Hannah Shmerlis paint her face artistically. COURTESY STEPHANIE GERSON

LOCAL HEROES

Kahn has profiled a few Montclair kids in recent editions, too. Township children were featured in stories for “Siblings Day” and “Only Child Day” in April.

Hannah Shmerlis, 13, a seventh-grader at Glenfield Middle School, was in the “Only Child Day” article. Her mother, Stephanie Gerson, said, “The article gave her a chance to shine. Lately she’s been secluded, and alone. It’s been hard for her to be an only child with so many people sticking to family.

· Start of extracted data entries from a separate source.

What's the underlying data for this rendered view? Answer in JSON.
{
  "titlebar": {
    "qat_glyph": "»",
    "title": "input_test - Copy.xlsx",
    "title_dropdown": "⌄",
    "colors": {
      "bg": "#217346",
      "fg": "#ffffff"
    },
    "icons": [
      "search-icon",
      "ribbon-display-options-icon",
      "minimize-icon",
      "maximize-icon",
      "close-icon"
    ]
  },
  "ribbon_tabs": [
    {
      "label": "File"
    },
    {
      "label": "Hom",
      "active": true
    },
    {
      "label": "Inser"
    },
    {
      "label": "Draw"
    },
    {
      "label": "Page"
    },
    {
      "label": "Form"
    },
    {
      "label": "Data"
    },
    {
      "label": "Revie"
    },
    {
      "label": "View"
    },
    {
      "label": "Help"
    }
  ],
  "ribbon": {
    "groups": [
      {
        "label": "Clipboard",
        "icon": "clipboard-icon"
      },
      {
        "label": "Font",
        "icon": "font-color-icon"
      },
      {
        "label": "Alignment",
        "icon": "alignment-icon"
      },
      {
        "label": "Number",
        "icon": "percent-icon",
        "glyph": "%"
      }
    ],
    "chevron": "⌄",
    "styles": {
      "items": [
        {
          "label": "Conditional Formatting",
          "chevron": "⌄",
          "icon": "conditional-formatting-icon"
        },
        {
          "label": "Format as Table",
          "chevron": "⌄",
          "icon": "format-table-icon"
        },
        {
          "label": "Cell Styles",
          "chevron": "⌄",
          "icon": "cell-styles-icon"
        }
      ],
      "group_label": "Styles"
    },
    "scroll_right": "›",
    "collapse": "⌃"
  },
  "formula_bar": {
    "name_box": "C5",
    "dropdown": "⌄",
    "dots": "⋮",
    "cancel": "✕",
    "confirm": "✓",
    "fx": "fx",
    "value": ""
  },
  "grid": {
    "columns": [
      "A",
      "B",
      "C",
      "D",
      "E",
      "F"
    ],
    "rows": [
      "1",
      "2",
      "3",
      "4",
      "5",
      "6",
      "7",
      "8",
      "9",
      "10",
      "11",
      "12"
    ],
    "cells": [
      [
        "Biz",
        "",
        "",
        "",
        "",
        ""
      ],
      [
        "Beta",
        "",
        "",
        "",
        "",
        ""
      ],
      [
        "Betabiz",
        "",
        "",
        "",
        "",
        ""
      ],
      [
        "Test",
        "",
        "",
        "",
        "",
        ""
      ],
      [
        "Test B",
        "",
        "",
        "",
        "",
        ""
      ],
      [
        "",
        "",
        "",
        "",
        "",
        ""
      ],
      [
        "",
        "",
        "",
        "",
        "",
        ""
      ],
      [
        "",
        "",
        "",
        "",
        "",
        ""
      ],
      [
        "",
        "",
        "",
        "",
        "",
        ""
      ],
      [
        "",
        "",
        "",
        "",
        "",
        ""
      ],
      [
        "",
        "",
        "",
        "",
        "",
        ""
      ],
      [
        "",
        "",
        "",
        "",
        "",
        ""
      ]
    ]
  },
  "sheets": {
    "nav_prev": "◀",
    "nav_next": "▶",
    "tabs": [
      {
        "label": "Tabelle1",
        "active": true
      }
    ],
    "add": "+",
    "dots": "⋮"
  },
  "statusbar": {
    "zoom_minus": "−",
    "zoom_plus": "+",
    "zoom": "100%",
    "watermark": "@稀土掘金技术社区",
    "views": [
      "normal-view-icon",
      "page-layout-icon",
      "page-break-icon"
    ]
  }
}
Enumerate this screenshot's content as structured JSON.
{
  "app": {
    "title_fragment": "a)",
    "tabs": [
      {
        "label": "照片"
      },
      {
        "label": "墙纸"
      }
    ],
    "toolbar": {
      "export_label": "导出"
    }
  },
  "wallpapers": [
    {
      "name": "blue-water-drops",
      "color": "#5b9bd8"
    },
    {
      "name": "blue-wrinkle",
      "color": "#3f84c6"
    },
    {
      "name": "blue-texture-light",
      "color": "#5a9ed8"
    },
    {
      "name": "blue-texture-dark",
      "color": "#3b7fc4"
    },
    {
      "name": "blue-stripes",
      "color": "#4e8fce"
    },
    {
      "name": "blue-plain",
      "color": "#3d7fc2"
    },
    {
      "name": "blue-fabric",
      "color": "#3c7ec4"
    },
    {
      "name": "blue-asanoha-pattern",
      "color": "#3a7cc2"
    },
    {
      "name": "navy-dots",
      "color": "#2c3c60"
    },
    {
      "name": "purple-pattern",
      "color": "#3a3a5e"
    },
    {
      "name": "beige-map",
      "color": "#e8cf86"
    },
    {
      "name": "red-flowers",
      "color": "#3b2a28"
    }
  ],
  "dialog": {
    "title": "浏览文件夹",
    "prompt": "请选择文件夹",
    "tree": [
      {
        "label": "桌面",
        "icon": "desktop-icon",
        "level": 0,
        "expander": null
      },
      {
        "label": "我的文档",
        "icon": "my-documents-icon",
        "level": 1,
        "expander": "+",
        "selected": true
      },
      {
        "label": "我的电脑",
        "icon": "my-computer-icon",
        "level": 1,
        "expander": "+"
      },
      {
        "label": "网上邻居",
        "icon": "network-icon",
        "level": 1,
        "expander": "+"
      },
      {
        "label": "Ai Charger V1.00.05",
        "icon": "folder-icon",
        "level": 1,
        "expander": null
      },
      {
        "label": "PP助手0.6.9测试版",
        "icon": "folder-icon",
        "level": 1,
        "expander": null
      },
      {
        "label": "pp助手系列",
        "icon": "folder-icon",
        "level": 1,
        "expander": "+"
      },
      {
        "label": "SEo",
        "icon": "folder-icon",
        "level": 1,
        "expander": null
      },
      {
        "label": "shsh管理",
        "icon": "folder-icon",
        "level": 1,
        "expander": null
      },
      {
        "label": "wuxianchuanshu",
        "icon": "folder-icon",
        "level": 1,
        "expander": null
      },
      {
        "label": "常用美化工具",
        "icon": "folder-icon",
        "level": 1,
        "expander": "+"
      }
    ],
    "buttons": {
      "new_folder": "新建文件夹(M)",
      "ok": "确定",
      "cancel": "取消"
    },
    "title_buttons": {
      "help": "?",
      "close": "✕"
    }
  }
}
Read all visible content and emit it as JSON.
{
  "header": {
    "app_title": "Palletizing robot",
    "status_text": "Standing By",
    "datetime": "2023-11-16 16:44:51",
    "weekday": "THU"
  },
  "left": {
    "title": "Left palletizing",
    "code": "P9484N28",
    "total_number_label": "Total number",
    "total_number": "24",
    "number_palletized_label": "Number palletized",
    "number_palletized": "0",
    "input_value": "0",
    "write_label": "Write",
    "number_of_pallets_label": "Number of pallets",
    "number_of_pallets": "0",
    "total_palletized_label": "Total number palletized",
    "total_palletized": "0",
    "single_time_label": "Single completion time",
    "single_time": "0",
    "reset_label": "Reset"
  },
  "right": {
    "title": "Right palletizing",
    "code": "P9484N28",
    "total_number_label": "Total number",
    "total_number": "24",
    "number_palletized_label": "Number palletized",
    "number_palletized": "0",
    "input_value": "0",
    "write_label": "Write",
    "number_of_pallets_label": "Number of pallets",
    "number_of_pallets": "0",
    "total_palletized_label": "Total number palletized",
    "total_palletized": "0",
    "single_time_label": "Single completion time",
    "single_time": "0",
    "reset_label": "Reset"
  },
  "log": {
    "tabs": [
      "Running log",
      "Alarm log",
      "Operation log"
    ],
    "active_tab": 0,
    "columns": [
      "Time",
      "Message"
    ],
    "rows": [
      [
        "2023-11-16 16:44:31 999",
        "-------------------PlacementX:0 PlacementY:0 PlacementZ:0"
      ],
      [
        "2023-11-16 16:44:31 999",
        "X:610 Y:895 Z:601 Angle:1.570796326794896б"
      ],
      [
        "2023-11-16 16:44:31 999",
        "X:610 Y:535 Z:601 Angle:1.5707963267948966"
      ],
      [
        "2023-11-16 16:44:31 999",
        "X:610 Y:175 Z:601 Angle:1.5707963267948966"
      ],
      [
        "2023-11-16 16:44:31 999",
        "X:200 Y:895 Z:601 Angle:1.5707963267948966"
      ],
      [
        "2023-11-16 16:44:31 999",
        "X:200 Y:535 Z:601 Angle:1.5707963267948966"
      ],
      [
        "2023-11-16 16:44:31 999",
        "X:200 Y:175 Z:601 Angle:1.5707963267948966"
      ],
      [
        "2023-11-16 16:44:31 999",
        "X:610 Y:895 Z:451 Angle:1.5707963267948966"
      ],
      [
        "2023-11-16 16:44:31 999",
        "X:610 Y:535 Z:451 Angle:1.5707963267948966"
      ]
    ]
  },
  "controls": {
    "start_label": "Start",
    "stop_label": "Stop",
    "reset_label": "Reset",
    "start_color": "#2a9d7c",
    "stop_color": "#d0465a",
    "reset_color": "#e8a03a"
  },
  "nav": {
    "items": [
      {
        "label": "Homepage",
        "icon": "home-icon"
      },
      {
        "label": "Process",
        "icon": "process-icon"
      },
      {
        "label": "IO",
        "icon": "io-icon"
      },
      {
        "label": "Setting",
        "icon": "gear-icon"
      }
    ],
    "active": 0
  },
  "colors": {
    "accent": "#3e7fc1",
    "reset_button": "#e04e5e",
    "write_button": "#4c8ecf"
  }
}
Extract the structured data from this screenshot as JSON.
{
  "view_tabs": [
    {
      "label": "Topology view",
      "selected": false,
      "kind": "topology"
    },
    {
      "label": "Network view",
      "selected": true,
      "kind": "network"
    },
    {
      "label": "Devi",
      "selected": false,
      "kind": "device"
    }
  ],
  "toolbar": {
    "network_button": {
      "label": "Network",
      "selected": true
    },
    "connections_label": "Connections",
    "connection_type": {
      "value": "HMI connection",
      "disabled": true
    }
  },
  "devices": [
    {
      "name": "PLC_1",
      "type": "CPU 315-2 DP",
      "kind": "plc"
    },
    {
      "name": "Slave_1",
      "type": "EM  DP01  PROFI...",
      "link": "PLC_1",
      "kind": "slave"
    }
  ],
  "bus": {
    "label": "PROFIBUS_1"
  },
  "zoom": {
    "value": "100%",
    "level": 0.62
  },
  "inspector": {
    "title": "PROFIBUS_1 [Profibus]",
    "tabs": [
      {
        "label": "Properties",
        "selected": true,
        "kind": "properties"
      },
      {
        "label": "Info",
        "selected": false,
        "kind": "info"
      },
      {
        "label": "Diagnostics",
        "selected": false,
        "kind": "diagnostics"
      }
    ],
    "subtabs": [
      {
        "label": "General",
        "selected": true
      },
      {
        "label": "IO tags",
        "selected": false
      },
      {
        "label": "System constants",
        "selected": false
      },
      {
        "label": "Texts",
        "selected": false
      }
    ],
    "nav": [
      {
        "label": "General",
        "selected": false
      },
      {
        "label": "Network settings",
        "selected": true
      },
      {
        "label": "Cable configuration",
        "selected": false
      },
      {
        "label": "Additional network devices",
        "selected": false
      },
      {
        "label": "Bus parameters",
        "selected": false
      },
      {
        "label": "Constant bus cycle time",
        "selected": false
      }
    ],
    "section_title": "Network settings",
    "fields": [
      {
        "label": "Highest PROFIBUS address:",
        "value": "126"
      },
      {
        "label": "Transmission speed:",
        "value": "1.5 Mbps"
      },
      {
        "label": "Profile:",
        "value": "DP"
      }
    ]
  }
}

“Another child that commented said, ‘I feel like Hannah,’ and that gave her some validation that she wasn’t alone as an only child.”

“I thought it was super-cool,” Hannah said. “I don’t really get my opinion out that much. I’m not a celebrity, not the popularest kid at school. I’m quiet sometimes. 

“I want people to know, especially kids my age, if you’re an only child you have friends and family and you can talk to them.”

Hannah’s in an art program at Glenfield and has begun painting random things, including herself, she said: “Yesterday I was so bored I just drew on my face.”

Being in News-O-Matic made her feel happy that someone would want to hear what it’s like to be her. And reading what other kids are thinking makes her feel things are relatable. 

And she’s learning about current events, about COVID-19, about how the earth is changing. “It’s really amazing,” she said. “My mom doesn’t let me watch the news. It’s so depressing to hear about what’s happening. She’ll ask me, ‘Do you want to hear what happened or no?’ I always say no.

“This is a paper I get to read myself. I get to choose.”